Shoshone, Midnight Motte

"Gradually, the pine nuts left the mountains and up a sharp cleft only dead junipers grow there now," Jean said over orange-black coals snuffed by the cold Kansas night, prior to morning.

Morning meant preparations. Maps, measurements, scouting. The local language, the local threats. Prefacing it all, the young Indian recanted a story from his youth. With creative liberties, of course. He hadn't really seen what this mythical fruit outside of his mind's eye. He imagined their color blue or black.

He thought well, they wanted context, so they get a tale.

Pleased at the empty encore, he clapped an invisible book shut with his hands. He patted down his sandy trousers, stood from his sitting log, and took another swig of whiskey; his throat parched.

Joshua Blackmore winced. "Dead? How can you gestate a dead thing? We hired you to explain the territories in New England's Frontier, not spin bloody yarns."

Jean licked his lips, savoring grape wine. "Stories make the land, Joshua—"

"—hush, that's Lord Blackmore, half-y."

Jean sighed. The half mentioned was in his surname, "Charbonneau." In full, he was Jean Baptiste Charbonneau, born from a French father and an Indian mother. As such, Jean, keen on the invisible pecking order, reappropriated his words.

"Lord Blackmore," he said. Only Blackmore wasn't one.

"Good," Lord Blackmore said. "Do the Kaw Tribe know of these-these mountains?"

"The census in my hand says yes," Jean said. "Seems to indicate they get their water from up the river around here, next to our destination near the mountain-face."

"If our buyers weren't so damned picky, for deadman's fruit."

Joshua Blackmore's family was poor and he himself could barely read. Aiming a rifle did not require good breeding. However, he might as well have been a Lord. Full-blooded whites were always the Lords, Princelings, Plantation Owners, Barrons, Mayors, Sheriffs, and Landholders. Not many were like Lewis and Clark. Not many paid attention to the land: her buffalo, her wolves, her visions, her people, her stories, and her woes.

Another Prince sallied furs onto his stallion. "I'm quite peckish, so I vote that we taste the fruits of our labor before handing it off to our buyers. I have caught a whiff of Thailandese durian before."

Jean grinned. "Oh, and was it stolen from Coyotes as well, like ours?"

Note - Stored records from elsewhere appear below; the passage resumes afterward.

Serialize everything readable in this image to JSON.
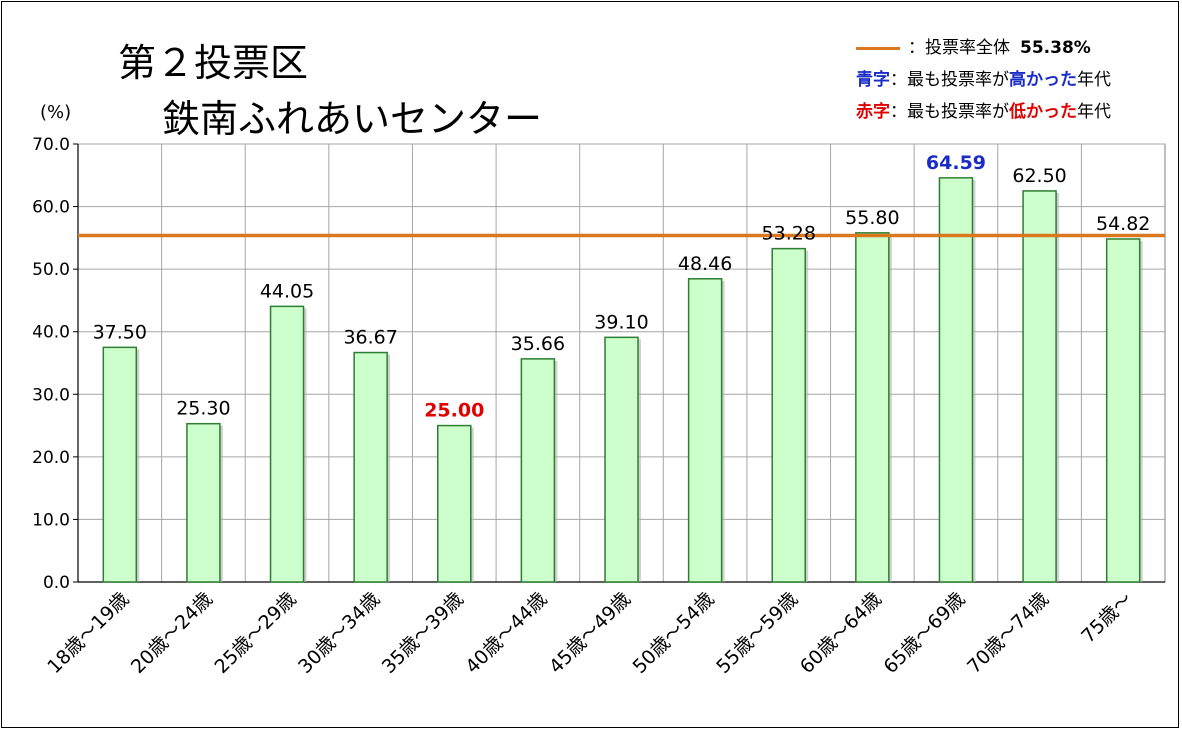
{
  "chart_data": {
    "type": "bar",
    "title": "第２投票区",
    "subtitle": "鉄南ふれあいセンター",
    "ylabel": "(%)",
    "xlabel": "",
    "ylim": [
      0,
      70
    ],
    "yticks": [
      "0.0",
      "10.0",
      "20.0",
      "30.0",
      "40.0",
      "50.0",
      "60.0",
      "70.0"
    ],
    "categories": [
      "18歳～19歳",
      "20歳～24歳",
      "25歳～29歳",
      "30歳～34歳",
      "35歳～39歳",
      "40歳～44歳",
      "45歳～49歳",
      "50歳～54歳",
      "55歳～59歳",
      "60歳～64歳",
      "65歳～69歳",
      "70歳～74歳",
      "75歳～"
    ],
    "values": [
      37.5,
      25.3,
      44.05,
      36.67,
      25.0,
      35.66,
      39.1,
      48.46,
      53.28,
      55.8,
      64.59,
      62.5,
      54.82
    ],
    "value_labels": [
      "37.50",
      "25.30",
      "44.05",
      "36.67",
      "25.00",
      "35.66",
      "39.10",
      "48.46",
      "53.28",
      "55.80",
      "64.59",
      "62.50",
      "54.82"
    ],
    "highest_index": 10,
    "lowest_index": 4,
    "reference_line": {
      "value": 55.38
    },
    "grid": true,
    "legend_position": "top-right",
    "colors": {
      "bar_fill": "#ccffcc",
      "bar_stroke": "#2e7d32",
      "reference_line": "#d9781e",
      "highest": "#1a2cc8",
      "lowest": "#e00000",
      "grid": "#a6a6a6"
    }
  },
  "legend": {
    "overall_label": "：投票率全体",
    "overall_value": "55.38%",
    "blue_key": "青字",
    "blue_text_1": "：最も投票率が",
    "blue_text_2": "高かった",
    "blue_text_3": "年代",
    "red_key": "赤字",
    "red_text_1": "：最も投票率が",
    "red_text_2": "低かった",
    "red_text_3": "年代"
  }
}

The (future) Duke Paul Wilhelm of Württemberg nodded. "No. But they were ghastly, absolutely, ghastly."

"Tasted them?"

"Tasted great! I still can't wash the stench of horse manure from my nostrils, but it was grand."

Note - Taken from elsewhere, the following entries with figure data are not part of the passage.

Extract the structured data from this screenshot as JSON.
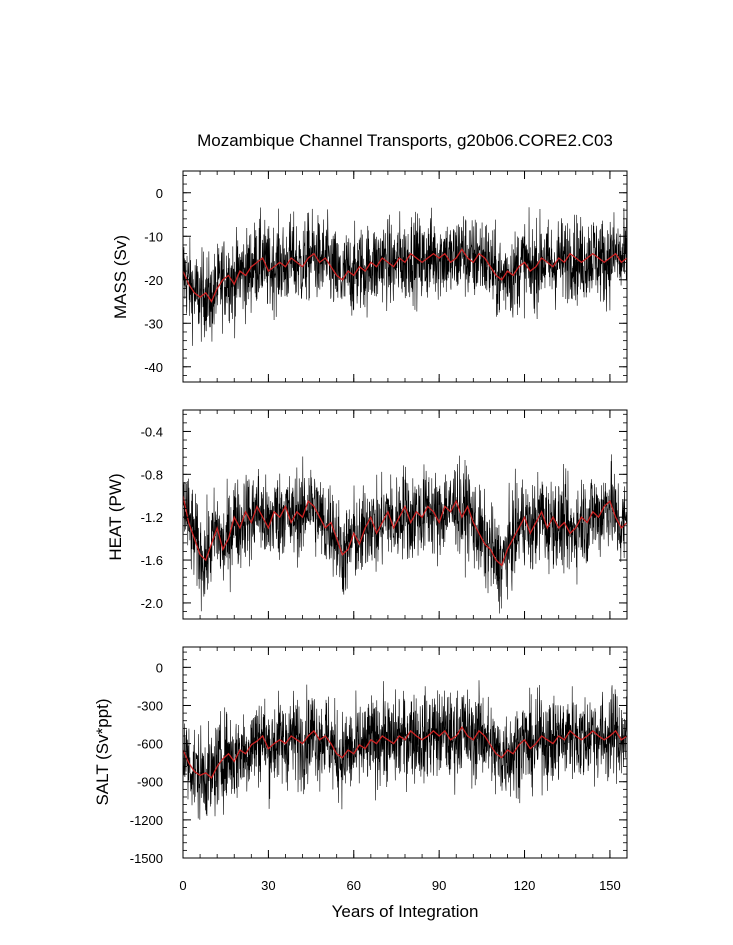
{
  "chart_data": {
    "type": "line",
    "title": "Mozambique Channel Transports, g20b06.CORE2.C03",
    "xlabel": "Years of Integration",
    "xlim": [
      0,
      156
    ],
    "xticks": [
      0,
      30,
      60,
      90,
      120,
      150
    ],
    "xtick_labels": [
      "0",
      "30",
      "60",
      "90",
      "120",
      "150"
    ],
    "series_colors": {
      "monthly": "#000000",
      "annual_mean": "#cc2222"
    },
    "panels": [
      {
        "key": "mass",
        "ylabel": "MASS (Sv)",
        "ylim": [
          -43.5,
          5
        ],
        "yticks": [
          0,
          -10,
          -20,
          -30,
          -40
        ],
        "ytick_labels": [
          "0",
          "-10",
          "-20",
          "-30",
          "-40"
        ],
        "annual_mean": {
          "x": [
            0,
            2,
            4,
            6,
            8,
            10,
            12,
            14,
            16,
            18,
            20,
            22,
            24,
            26,
            28,
            30,
            32,
            34,
            36,
            38,
            40,
            42,
            44,
            46,
            48,
            50,
            52,
            54,
            56,
            58,
            60,
            62,
            64,
            66,
            68,
            70,
            72,
            74,
            76,
            78,
            80,
            82,
            84,
            86,
            88,
            90,
            92,
            94,
            96,
            98,
            100,
            102,
            104,
            106,
            108,
            110,
            112,
            114,
            116,
            118,
            120,
            122,
            124,
            126,
            128,
            130,
            132,
            134,
            136,
            138,
            140,
            142,
            144,
            146,
            148,
            150,
            152,
            154,
            156
          ],
          "values": [
            -18,
            -21,
            -23,
            -24,
            -23,
            -25,
            -22,
            -20,
            -19,
            -21,
            -18,
            -19,
            -17,
            -16,
            -15,
            -18,
            -17,
            -16,
            -17,
            -15,
            -16,
            -17,
            -15,
            -14,
            -16,
            -15,
            -17,
            -19,
            -20,
            -18,
            -19,
            -17,
            -18,
            -16,
            -17,
            -15,
            -16,
            -17,
            -15,
            -16,
            -14,
            -15,
            -16,
            -15,
            -14,
            -15,
            -14,
            -16,
            -15,
            -13,
            -15,
            -16,
            -14,
            -15,
            -17,
            -19,
            -20,
            -18,
            -19,
            -17,
            -16,
            -18,
            -17,
            -15,
            -16,
            -17,
            -15,
            -16,
            -14,
            -15,
            -16,
            -15,
            -14,
            -15,
            -16,
            -15,
            -14,
            -16,
            -15
          ]
        },
        "monthly_spread": 9
      },
      {
        "key": "heat",
        "ylabel": "HEAT (PW)",
        "ylim": [
          -2.15,
          -0.2
        ],
        "yticks": [
          -0.4,
          -0.8,
          -1.2,
          -1.6,
          -2.0
        ],
        "ytick_labels": [
          "-0.4",
          "-0.8",
          "-1.2",
          "-1.6",
          "-2.0"
        ],
        "annual_mean": {
          "x": [
            0,
            2,
            4,
            6,
            8,
            10,
            12,
            14,
            16,
            18,
            20,
            22,
            24,
            26,
            28,
            30,
            32,
            34,
            36,
            38,
            40,
            42,
            44,
            46,
            48,
            50,
            52,
            54,
            56,
            58,
            60,
            62,
            64,
            66,
            68,
            70,
            72,
            74,
            76,
            78,
            80,
            82,
            84,
            86,
            88,
            90,
            92,
            94,
            96,
            98,
            100,
            102,
            104,
            106,
            108,
            110,
            112,
            114,
            116,
            118,
            120,
            122,
            124,
            126,
            128,
            130,
            132,
            134,
            136,
            138,
            140,
            142,
            144,
            146,
            148,
            150,
            152,
            154,
            156
          ],
          "values": [
            -1.0,
            -1.25,
            -1.4,
            -1.55,
            -1.6,
            -1.45,
            -1.3,
            -1.5,
            -1.4,
            -1.2,
            -1.3,
            -1.15,
            -1.25,
            -1.1,
            -1.2,
            -1.3,
            -1.15,
            -1.2,
            -1.1,
            -1.25,
            -1.15,
            -1.2,
            -1.05,
            -1.1,
            -1.2,
            -1.3,
            -1.25,
            -1.4,
            -1.55,
            -1.5,
            -1.35,
            -1.45,
            -1.3,
            -1.2,
            -1.35,
            -1.25,
            -1.15,
            -1.3,
            -1.2,
            -1.1,
            -1.25,
            -1.15,
            -1.2,
            -1.1,
            -1.15,
            -1.25,
            -1.1,
            -1.15,
            -1.05,
            -1.2,
            -1.1,
            -1.25,
            -1.35,
            -1.45,
            -1.5,
            -1.6,
            -1.65,
            -1.5,
            -1.4,
            -1.3,
            -1.2,
            -1.35,
            -1.25,
            -1.15,
            -1.3,
            -1.2,
            -1.3,
            -1.25,
            -1.35,
            -1.3,
            -1.2,
            -1.25,
            -1.15,
            -1.2,
            -1.1,
            -1.05,
            -1.2,
            -1.3,
            -1.25
          ]
        },
        "monthly_spread": 0.38
      },
      {
        "key": "salt",
        "ylabel": "SALT (Sv*ppt)",
        "ylim": [
          -1500,
          160
        ],
        "yticks": [
          0,
          -300,
          -600,
          -900,
          -1200,
          -1500
        ],
        "ytick_labels": [
          "0",
          "-300",
          "-600",
          "-900",
          "-1200",
          "-1500"
        ],
        "annual_mean": {
          "x": [
            0,
            2,
            4,
            6,
            8,
            10,
            12,
            14,
            16,
            18,
            20,
            22,
            24,
            26,
            28,
            30,
            32,
            34,
            36,
            38,
            40,
            42,
            44,
            46,
            48,
            50,
            52,
            54,
            56,
            58,
            60,
            62,
            64,
            66,
            68,
            70,
            72,
            74,
            76,
            78,
            80,
            82,
            84,
            86,
            88,
            90,
            92,
            94,
            96,
            98,
            100,
            102,
            104,
            106,
            108,
            110,
            112,
            114,
            116,
            118,
            120,
            122,
            124,
            126,
            128,
            130,
            132,
            134,
            136,
            138,
            140,
            142,
            144,
            146,
            148,
            150,
            152,
            154,
            156
          ],
          "values": [
            -650,
            -750,
            -820,
            -850,
            -830,
            -870,
            -780,
            -720,
            -680,
            -740,
            -650,
            -680,
            -610,
            -580,
            -540,
            -640,
            -600,
            -570,
            -600,
            -540,
            -570,
            -600,
            -540,
            -500,
            -570,
            -540,
            -600,
            -680,
            -710,
            -650,
            -680,
            -610,
            -640,
            -570,
            -600,
            -540,
            -570,
            -600,
            -540,
            -570,
            -500,
            -540,
            -570,
            -540,
            -500,
            -540,
            -500,
            -570,
            -540,
            -470,
            -540,
            -570,
            -500,
            -540,
            -610,
            -680,
            -710,
            -650,
            -680,
            -610,
            -570,
            -640,
            -600,
            -540,
            -570,
            -600,
            -540,
            -570,
            -500,
            -540,
            -570,
            -540,
            -500,
            -540,
            -570,
            -540,
            -500,
            -570,
            -540
          ]
        },
        "monthly_spread": 320
      }
    ]
  }
}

Jean's brow waggled. He remembered Paul, title and all. Seldom did the cousin to the King of Germany announce himself as such.

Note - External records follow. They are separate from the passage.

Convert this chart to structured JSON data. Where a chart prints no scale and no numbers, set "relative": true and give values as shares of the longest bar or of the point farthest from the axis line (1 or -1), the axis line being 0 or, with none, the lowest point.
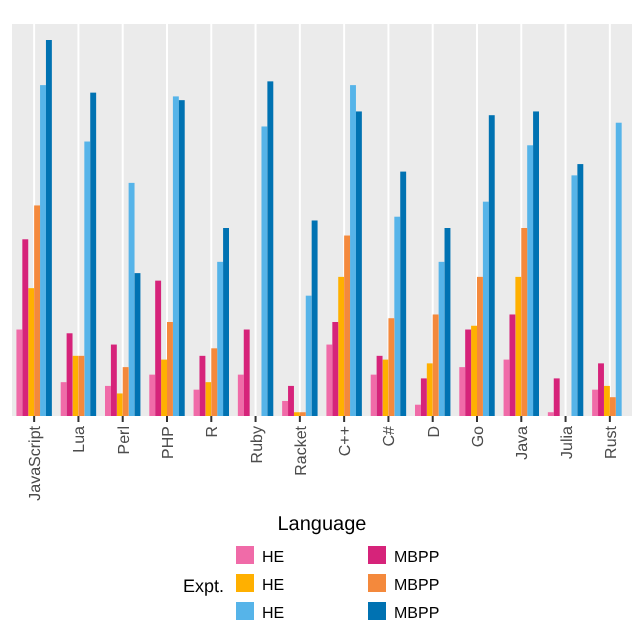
{
  "chart_data": {
    "type": "bar",
    "relative": true,
    "xlabel": "Language",
    "legend_title": "Expt.",
    "legend": "bottom",
    "grid": "x",
    "categories": [
      "JavaScript",
      "Lua",
      "Perl",
      "PHP",
      "R",
      "Ruby",
      "Racket",
      "C++",
      "C#",
      "D",
      "Go",
      "Java",
      "Julia",
      "Rust"
    ],
    "series": [
      {
        "name": "HE",
        "color": "#f06ba8",
        "values": [
          0.23,
          0.09,
          0.08,
          0.11,
          0.07,
          0.11,
          0.04,
          0.19,
          0.11,
          0.03,
          0.13,
          0.15,
          0.01,
          0.07
        ]
      },
      {
        "name": "HE",
        "color": "#ffb000",
        "values": [
          0.34,
          0.16,
          0.06,
          0.15,
          0.09,
          null,
          0.01,
          0.37,
          0.15,
          0.14,
          0.24,
          0.37,
          null,
          0.08
        ]
      },
      {
        "name": "HE",
        "color": "#56b4e9",
        "values": [
          0.88,
          0.73,
          0.62,
          0.85,
          0.41,
          0.77,
          0.32,
          0.88,
          0.53,
          0.41,
          0.57,
          0.72,
          0.64,
          0.78
        ]
      },
      {
        "name": "MBPP",
        "color": "#d6237a",
        "values": [
          0.47,
          0.22,
          0.19,
          0.36,
          0.16,
          0.23,
          0.08,
          0.25,
          0.16,
          0.1,
          0.23,
          0.27,
          0.1,
          0.14
        ]
      },
      {
        "name": "MBPP",
        "color": "#f4893c",
        "values": [
          0.56,
          0.16,
          0.13,
          0.25,
          0.18,
          null,
          0.01,
          0.48,
          0.26,
          0.27,
          0.37,
          0.5,
          null,
          0.05
        ]
      },
      {
        "name": "MBPP",
        "color": "#0072b2",
        "values": [
          1,
          0.86,
          0.38,
          0.84,
          0.5,
          0.89,
          0.52,
          0.81,
          0.65,
          0.5,
          0.8,
          0.81,
          0.67,
          null
        ]
      }
    ]
  }
}
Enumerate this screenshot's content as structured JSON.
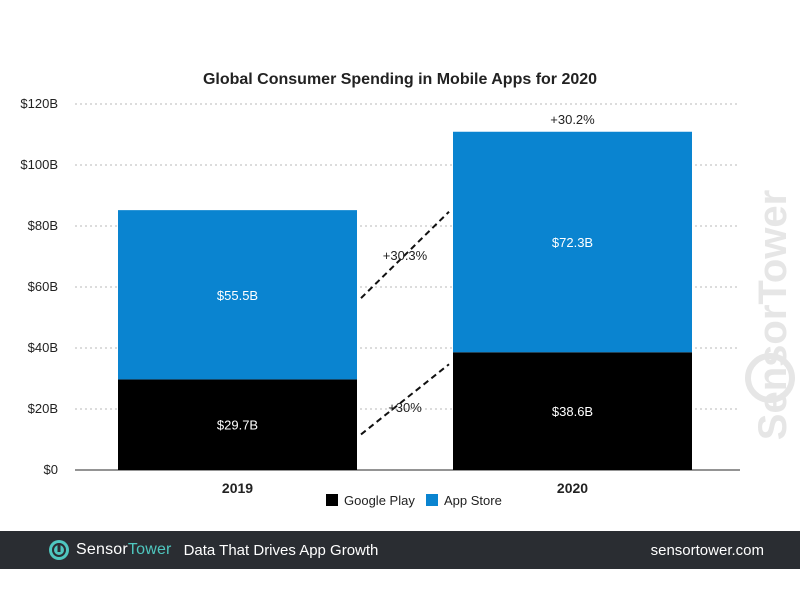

Everyone had saddled onto their horses by this point. They strode up the sandy incline to the X marked on Blackmore's map. Jean grew curious and finally asked, "what's Thailand like?"

"Oh," Wilhelm stroked his chin. "It is a place of heretical temples to fringe Eastern religions, bountiful foreign fruit and spices, and divinely dressed dancers."

"Colorful way of saying prostitute."

"Colorful people, not unlike you're own," Wilhelm surmised.

"Yes, yes, we can have whore later - I mean - it's only a hundred-paces backward whence we came," Blackmore interjected, his black steed limping. The creature neighed at the weight of the rotund man on its saddle. He dressed in an ill-suited black vest bursting at the buttons. Jean pitied the creature.

"Mister Wilhelm, we must get there before sundown," the fat-sack-of-crap said, his chin-folds bouncing like lapping waves.